Symptoms of the disease may vary widely in severity, but major indicators are arthralgia, arthritis fever, and rash.[3] The incubation period is 7–9 days. About a third of infections are asymptomatic, particularly in children.[2][3]

Acute illness

About 95% of symptomatic cases report joint pain.[2] This is typically symmetrical and with acute onset, affecting the fingers, toes, ankles, wrists, knees and elbows.[3] Fatigue occurs in 90%, and fever, myalgia and headache occur in 50-60%.[2] The rash occurs in 50% and is widespread and maculopapular. About 50% of people report needing time off work with the acute illness.[2] If the rash is unnoticed, these symptoms are quite easily mistaken for more common illnesses like influenza or the common cold. Recovery is expected within a month.

Chronic illness

Reports from the 1980s and 1990s suggested RRV infection was associated with athralgia, fatigue and depression lasting for years.[3] More recent prospective studies have reported a steady improvement in symptoms over the first few months, with 15-66% of patients having ongoing arthralgia at 3 months. Arthralgias have resolved in the majority by 5–7 months. The incidence of chronic fatigue is 12% and 6 months and 9% at 12 months, similar to Epstein-Barr virus and Q fever.[2] The presence of a pre-morbid diagnosis of depression strongly influences the chance of significant illness at 12 months.[2]

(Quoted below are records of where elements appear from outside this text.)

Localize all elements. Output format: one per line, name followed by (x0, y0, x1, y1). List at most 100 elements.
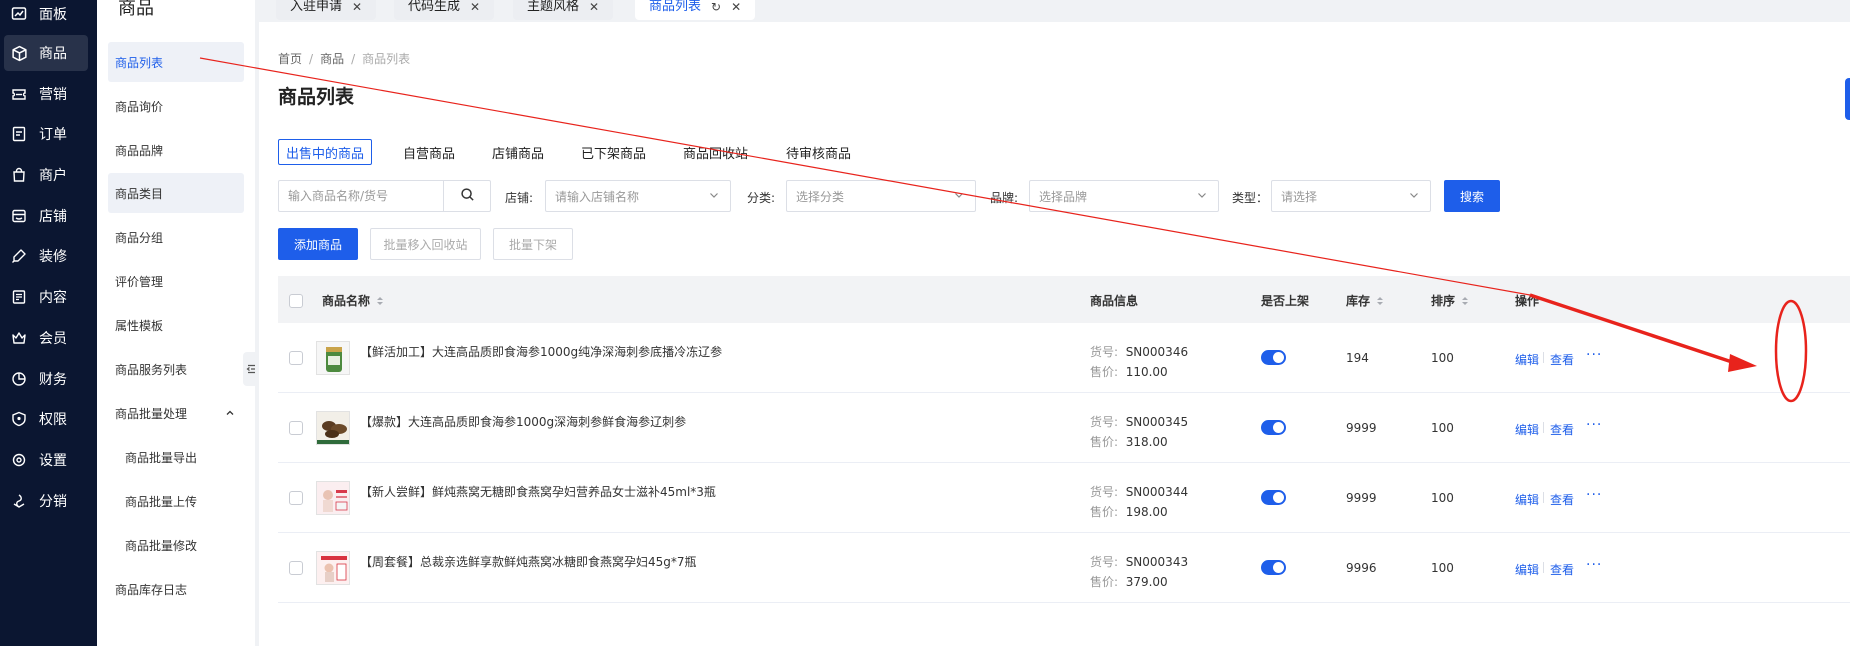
close-icon[interactable]: ✕ (470, 0, 480, 14)
product-sku: 货号: SN000344 (1090, 483, 1188, 500)
product-name[interactable]: 【新人尝鲜】鲜炖燕窝无糖即食燕窝孕妇营养品女士滋补45ml*3瓶 (360, 483, 716, 500)
column-stock[interactable]: 库存 (1346, 292, 1384, 309)
search-icon-button[interactable] (443, 181, 490, 211)
batch-unlist-button[interactable]: 批量下架 (493, 228, 573, 260)
sku-key: 货号: (1090, 485, 1119, 499)
submenu-item-batch-export[interactable]: 商品批量导出 (108, 437, 244, 477)
price-value: 110.00 (1125, 365, 1168, 379)
tab-goods-list[interactable]: 商品列表 ↻ ✕ (635, 0, 756, 20)
nav-item-members[interactable]: 会员 (0, 318, 97, 358)
view-link[interactable]: 查看 (1550, 351, 1574, 368)
tab-theme-style[interactable]: 主题风格 ✕ (513, 0, 614, 20)
submenu-item-goods-list[interactable]: 商品列表 (108, 42, 244, 82)
submenu-item-reviews[interactable]: 评价管理 (108, 261, 244, 301)
price-key: 售价: (1090, 505, 1119, 519)
nav-item-permissions[interactable]: 权限 (0, 399, 97, 439)
submenu-item-stock-log[interactable]: 商品库存日志 (108, 569, 244, 609)
batch-recycle-button[interactable]: 批量移入回收站 (370, 228, 481, 260)
product-thumbnail[interactable] (316, 411, 350, 445)
tab-code-generation[interactable]: 代码生成 ✕ (394, 0, 495, 20)
product-thumbnail[interactable] (316, 481, 350, 515)
breadcrumb-home[interactable]: 首页 (278, 52, 302, 66)
table-header: 商品名称 商品信息 是否上架 库存 排序 操作 (278, 276, 1850, 323)
nav-item-distribution[interactable]: 分销 (0, 481, 97, 521)
listed-toggle[interactable] (1261, 350, 1286, 365)
brand-select[interactable]: 选择品牌 (1029, 180, 1219, 212)
more-actions-icon[interactable]: ··· (1586, 557, 1602, 573)
nav-item-decoration[interactable]: 装修 (0, 236, 97, 276)
chevron-down-icon (953, 189, 965, 204)
more-actions-icon[interactable]: ··· (1586, 417, 1602, 433)
submenu-item-inquiry[interactable]: 商品询价 (108, 86, 244, 126)
submenu-item-attribute-templates[interactable]: 属性模板 (108, 305, 244, 345)
nav-item-settings[interactable]: 设置 (0, 440, 97, 480)
close-icon[interactable]: ✕ (731, 0, 741, 14)
submenu-item-batch-upload[interactable]: 商品批量上传 (108, 481, 244, 521)
column-label: 商品名称 (322, 294, 371, 308)
close-icon[interactable]: ✕ (589, 0, 599, 14)
status-tab-on-sale[interactable]: 出售中的商品 (278, 139, 373, 165)
status-tab-self-operated[interactable]: 自营商品 (403, 139, 455, 165)
product-thumbnail[interactable] (316, 341, 350, 375)
view-link[interactable]: 查看 (1550, 491, 1574, 508)
ticket-icon (10, 85, 28, 103)
breadcrumb-parent[interactable]: 商品 (320, 52, 344, 66)
submenu-item-batch-processing[interactable]: 商品批量处理 (108, 393, 244, 433)
product-name[interactable]: 【爆款】大连高品质即食海参1000g深海刺参鲜食海参辽刺参 (360, 413, 686, 430)
edit-link[interactable]: 编辑 (1515, 561, 1539, 578)
nav-item-marketing[interactable]: 营销 (0, 74, 97, 114)
view-link[interactable]: 查看 (1550, 561, 1574, 578)
column-sort[interactable]: 排序 (1431, 292, 1469, 309)
type-select[interactable]: 请选择 (1271, 180, 1431, 212)
floating-side-handle[interactable] (1845, 78, 1850, 120)
status-tab-recycle-bin[interactable]: 商品回收站 (683, 139, 748, 165)
listed-toggle[interactable] (1261, 490, 1286, 505)
more-actions-icon[interactable]: ··· (1586, 487, 1602, 503)
category-select[interactable]: 选择分类 (786, 180, 976, 212)
nav-item-orders[interactable]: 订单 (0, 114, 97, 154)
submenu-item-service-list[interactable]: 商品服务列表 (108, 349, 244, 389)
status-tab-unlisted[interactable]: 已下架商品 (581, 139, 646, 165)
listed-toggle[interactable] (1261, 560, 1286, 575)
product-name[interactable]: 【周套餐】总裁亲选鲜享款鲜炖燕窝冰糖即食燕窝孕妇45g*7瓶 (360, 553, 697, 570)
product-name[interactable]: 【鲜活加工】大连高品质即食海参1000g纯净深海刺参底播冷冻辽参 (360, 343, 722, 360)
refresh-icon[interactable]: ↻ (711, 0, 721, 14)
nav-item-stores[interactable]: 店铺 (0, 196, 97, 236)
edit-link[interactable]: 编辑 (1515, 421, 1539, 438)
select-all-checkbox[interactable] (289, 294, 303, 308)
share-icon (10, 492, 28, 510)
store-icon (10, 207, 28, 225)
brand-select-placeholder: 选择品牌 (1039, 189, 1088, 204)
search-button[interactable]: 搜索 (1444, 180, 1500, 212)
tab-settled-application[interactable]: 入驻申请 ✕ (276, 0, 377, 20)
edit-link[interactable]: 编辑 (1515, 351, 1539, 368)
submenu-item-batch-processing-label: 商品批量处理 (115, 406, 188, 421)
status-tab-store-goods[interactable]: 店铺商品 (492, 139, 544, 165)
row-checkbox[interactable] (289, 351, 303, 365)
status-tab-pending-review[interactable]: 待审核商品 (786, 139, 851, 165)
product-thumbnail[interactable] (316, 551, 350, 585)
column-operations: 操作 (1515, 294, 1540, 308)
edit-link[interactable]: 编辑 (1515, 491, 1539, 508)
nav-item-content[interactable]: 内容 (0, 277, 97, 317)
more-actions-icon[interactable]: ··· (1586, 347, 1602, 363)
nav-item-goods[interactable]: 商品 (0, 33, 97, 73)
view-link[interactable]: 查看 (1550, 421, 1574, 438)
submenu-item-categories[interactable]: 商品类目 (108, 173, 244, 213)
goods-search-input[interactable] (279, 182, 444, 210)
submenu-item-groups[interactable]: 商品分组 (108, 217, 244, 257)
column-goods-name[interactable]: 商品名称 (322, 292, 384, 309)
submenu-item-batch-edit[interactable]: 商品批量修改 (108, 525, 244, 565)
search-icon (460, 187, 475, 206)
close-icon[interactable]: ✕ (352, 0, 362, 14)
row-checkbox[interactable] (289, 561, 303, 575)
nav-item-finance[interactable]: 财务 (0, 359, 97, 399)
row-checkbox[interactable] (289, 421, 303, 435)
nav-item-merchants[interactable]: 商户 (0, 155, 97, 195)
row-checkbox[interactable] (289, 491, 303, 505)
listed-toggle[interactable] (1261, 420, 1286, 435)
shop-select[interactable]: 请输入店铺名称 (545, 180, 731, 212)
submenu-item-brands[interactable]: 商品品牌 (108, 130, 244, 170)
nav-item-dashboard[interactable]: 面板 (0, 0, 97, 34)
add-goods-button[interactable]: 添加商品 (278, 228, 358, 260)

A blood test is the only way to confirm a case of Ross River Fever. Several types of blood tests may be used to examine antibody levels in the blood. Tests may either look for simply elevated antibodies (which indicate some sort of infection), or specific antibodies to the virus.[3]

Treatment and prevention

There are no specific treatments, for example, antiviral drugs, that target infections with RRV. Patients are usually managed with simple analgesics, anti-inflammatories, anti-pyretics and rest while the illness runs its course.[1][3] Infection usually affords lifelong immunity and repeated infection with the virus is very rare.[1]


There is currently no vaccine available. The primary method of disease prevention is minimizing mosquito bites, as the disease is only transmitted by mosquitoes. Typical advice includes use of mosquito repellent and mosquito screens, wearing light coloured clothing, and minimising standing water around homes (eg. removing Bromeliads, plant pots, garden ponds).[2] Staying indoors during dusk/dawn hours when mosquitos are most active may also be effective. Bush camping is a common precipitant of infection so particular care is required.


The study of RRF has been recently facilitated by the development of a mouse model. Mice infected with RRV develop hind-limb arthritis/arthralgia which is similar to human disease. The disease in mice is characterized by an inflammatory infiltrate including macrophages which are immunopathogenic and exacerbate disease. Furthermore, mice deficient in the C3 protein do not suffer from severe disease following infection.[5] This indicates that an aberrant innate immune response is responsible for severe disease following RRV infection.